As another millennial put it, “You’re old and you need to let history do what history does: just move on.” It isn’t what the boomer says, its simply who it’s coming from; the old are incapable of offering rational opinions.

The meme has even become a merchandising bonanza. Shannon O’Connor, 19, designed a T-shirt and hoodie with the tagline “Ok boomer have a terrible day” and quickly received more than $10,000 in orders. Hundreds of “ok boomer” products are for sale through on-demand shopping sites like Redbubble and Spreadshirt, where many young people are selling “ok boomer” phone cases, bedsheets, stickers, pins and more.

It’s not the items that are doing the selling. It’s the sentiment.

Meghan Daum, in her latest book, The Problem With Everything: My Journey Through the New Culture Wars, perceptively identifies the root cause of this generational war. “I actually think,” she writes, “it is labels that got us into this mess in the first place.” Labels have become nothing less than shorthand for thinking. They have replaced the need for discourse, discussion or analysis. Labels don’t require verification. They negate the possibility for contradiction. Ok boomer, just like racist or bigot, is made to stand on its own as sufficient condemnation. Its subtext is: “You’re old – you wouldn’t understand anyway."

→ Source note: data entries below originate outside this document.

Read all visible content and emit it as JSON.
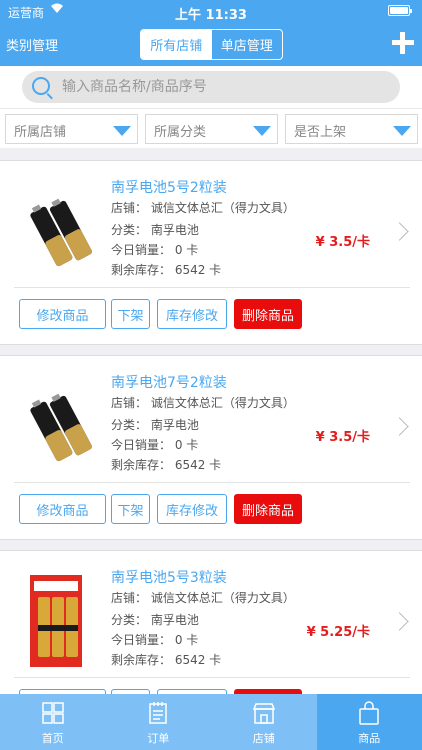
{
  "status_bar": {
    "carrier": "运营商",
    "time": "上午 11:33"
  },
  "header": {
    "left_label": "类别管理",
    "segments": [
      "所有店铺",
      "单店管理"
    ],
    "active_segment": 0
  },
  "search": {
    "placeholder": "输入商品名称/商品序号"
  },
  "filters": [
    {
      "label": "所属店铺"
    },
    {
      "label": "所属分类"
    },
    {
      "label": "是否上架"
    }
  ],
  "products": [
    {
      "title": "南孚电池5号2粒装",
      "store": "店铺：  诚信文体总汇（得力文具）",
      "category": "分类：  南孚电池",
      "sales": "今日销量：  0 卡",
      "stock": "剩余库存：  6542 卡",
      "price": "¥ 3.5/卡",
      "image": "aa-battery-pair"
    },
    {
      "title": "南孚电池7号2粒装",
      "store": "店铺：  诚信文体总汇（得力文具）",
      "category": "分类：  南孚电池",
      "sales": "今日销量：  0 卡",
      "stock": "剩余库存：  6542 卡",
      "price": "¥ 3.5/卡",
      "image": "aa-battery-pair"
    },
    {
      "title": "南孚电池5号3粒装",
      "store": "店铺：  诚信文体总汇（得力文具）",
      "category": "分类：  南孚电池",
      "sales": "今日销量：  0 卡",
      "stock": "剩余库存：  6542 卡",
      "price": "¥ 5.25/卡",
      "image": "battery-blister-pack"
    }
  ],
  "actions": {
    "edit": "修改商品",
    "unlist": "下架",
    "stock": "库存修改",
    "delete": "删除商品"
  },
  "tabbar": [
    {
      "label": "首页",
      "icon": "grid-icon"
    },
    {
      "label": "订单",
      "icon": "order-icon"
    },
    {
      "label": "店铺",
      "icon": "store-icon"
    },
    {
      "label": "商品",
      "icon": "bag-icon"
    }
  ],
  "active_tab": 3,
  "colors": {
    "primary": "#4aa7f0",
    "danger": "#e80c0c",
    "price": "#e41c1c",
    "tabbar": "#7ec0f6"
  }
}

Sure enough when Daum’s book was reviewed in Buzzfeed, the reviewer insinuated that Daum’s age “disqualified her from moral thinking” – unintentionally proving Daum’s point perhaps better than anything else.

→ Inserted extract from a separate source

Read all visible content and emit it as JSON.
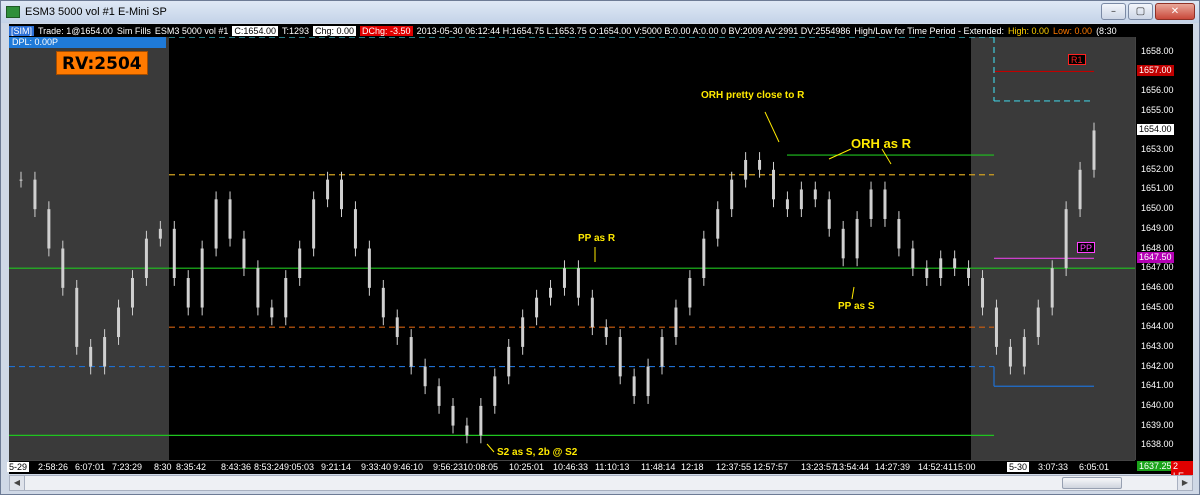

And that is why it’s so important to respond to this attack on the boomer label – especially since this unwarranted dismissal to the views of those advanced in years has profound implications for understanding contemporary events.

In researching the names commonly accepted for the generations of the past century, it strikes me that Jews might well have created a different descriptive for those born before 1945 than the accepted “silent generation.” The “silent generation" – parents of the baby boomers – were so called because they were raised during a period of war and economic depression. I would much prefer “Generation H.” This was the generation exposed either directly or by way of exposure to the horrors of the Holocaust. It was a generation that learned firsthand how it is possible for evil to destroy civilization, how easy it is for genocide to become tolerated, how quickly anti-Semitism can become national policy and how hatred can be used to justify the most barbaric criminal behavior.

“Those who do not learn from history,” goes the famous dictum of Santayana, “are condemned to repeat it.” Members of Generation H, those who could personally convey to us from their own experience the lessons of the Holocaust, are slowly disappearing from our midst. But the ones who are still with us bear witness to how much we have to fear from the reality of the rebirth of anti-Semitism in our time. England has its Corbyn. The United States has its “squad”. Israel has its enemies. And the world appears to have forgotten. All too often those who recognize the parallels of contemporary Jew hatred with the events of the 1930s and the early onset of Nazi-ism aren’t taken seriously. After all, they're even older than boomers. What can Generation H really have to tell us?

I can handle the shrug, the eye roll, the dismissal and even the “have a terrible day” cast at the boomers for the sin of being old. But I can’t forgive the implicit dismissal of everything the elderly have learned from the past, the lessons of history which if dismissed or forgotten ensure that the civilized world will God forbid “have a terrible future.”

Hopefully even millennials can find the wisdom to acknowledge that sometimes, in the words of the Torah, it may even prove helpful to “Ask your father and he will tell you, your elders, and they will explain to you” (Deut. 32:7).